Penulis: Dr. Suriyanto Pd, SH, MH, M.Kn
PUBLIK dikejutkan oleh putusan Mahkamah Konstitusi [MK]. Betapa tidak. Pagi dibacakan, MK menolak batas usia Capres-Cawapres di bawah 40 tahun.
Sore harinya, putusan berubah. Capres-Cawapres bisa diikuti di bawah 40 tahun, asal berpengalaman menjadi kepala daerah.
Artinya, Gibran Rakabuming Raka ditolak di usia di bawah 40 tahun, namun disetujui sebab posisi sebagai kepala daerah. Lantas karena itu, Gibran dapat lolos sebagai Capres-Cawapres tahun 2024.
Ada desain terstruktur, sistematis, dan masif dalam putusan MK tersebut. Putusan MK ini merupakan permainan politik tingkat tinggi, bahwa institusi hukum masih bisa dikendalikan kekuasaan. Benar-benar memalukan!
MK yang isinya diawaki Profesor dan Doktor Hukum ternyata masih juga belum menjadi satu jaminan untuk mengedepankan kebenaran hukum.
Putusan perkara permohonan perubahan usia capres dan cawapres yang dimohonkan beberapa pihak yang hingga hari putusan berlangsung tidak begitu jelas kepentingan publiknya dalam gugatan judicial review tersebut.

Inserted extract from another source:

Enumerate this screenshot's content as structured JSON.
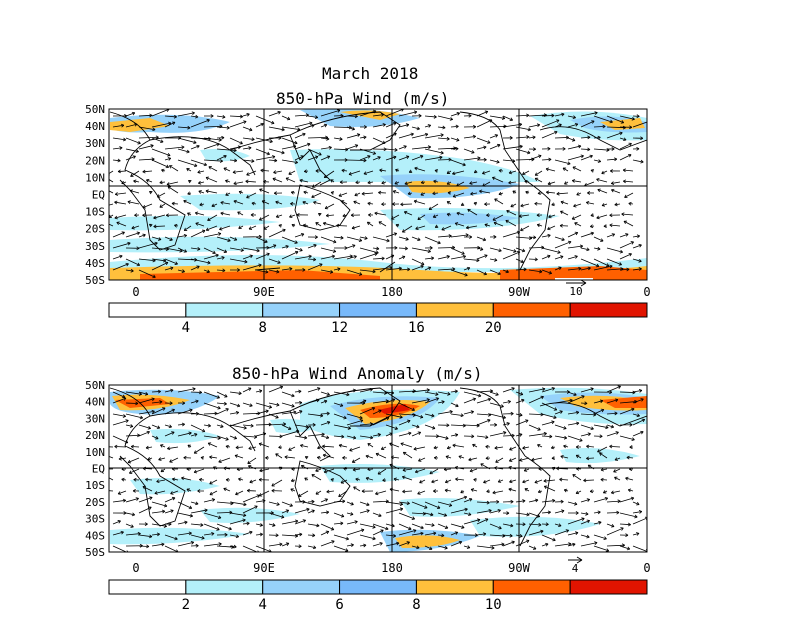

Juga dalam putusannya, yang di nahkodai oleh ketua MK Anwar Usman, terjadi putusan dengan mengedepankan pembenaran hukum.
Hal ini bikin Prof Saldi Irsal, salah satu komisioner hakim MK, bingung tujuh keliling. Pasalnya, dalam waktu sekelebat, putusan dengan petitum yang sama dapat berubah usai Ketua MK Usman mengikuti rapat pembahasan.
Jelas dan terang kewenangan MK telah diatur UUD 1945. Hanya ada empat kewenangan, di antaranya membubarkan partai politik dan sengketa pemilu. Bukan membuat norma hukum baru.
Saya juga bingung sebagai orang Hukum dengan kontradiktif yang terjadi di tubuh MK. Apalagi masyarakat umum, dalam menjalankan tupoksinya yang mengedepankan pembenaran dari pada kebenaran aturan hukum.
Hal ini patutnya tidak terjadi di lembaga hukum yang memiliki putusan kuat, mengikat. Tidak ada upaya hukum lain dan putusannya wajib dilaksanakan.
Tapi kita jangan lupa, di dunia ini ada hukum Tuhan yang tertinggi. Semoga Tuhan lah yang akan memberi keadilan hukum bagi yang melakukan kesewenang-wenangan dalam menjalankan amanah.
Keputusan MK yang tidak independen, dan hanya mengedepankan serta mengakomodir kepentingan kelompok tertentu, merupakan tragedi demokrasi. Memalukan, memilukan, dan memuakkan!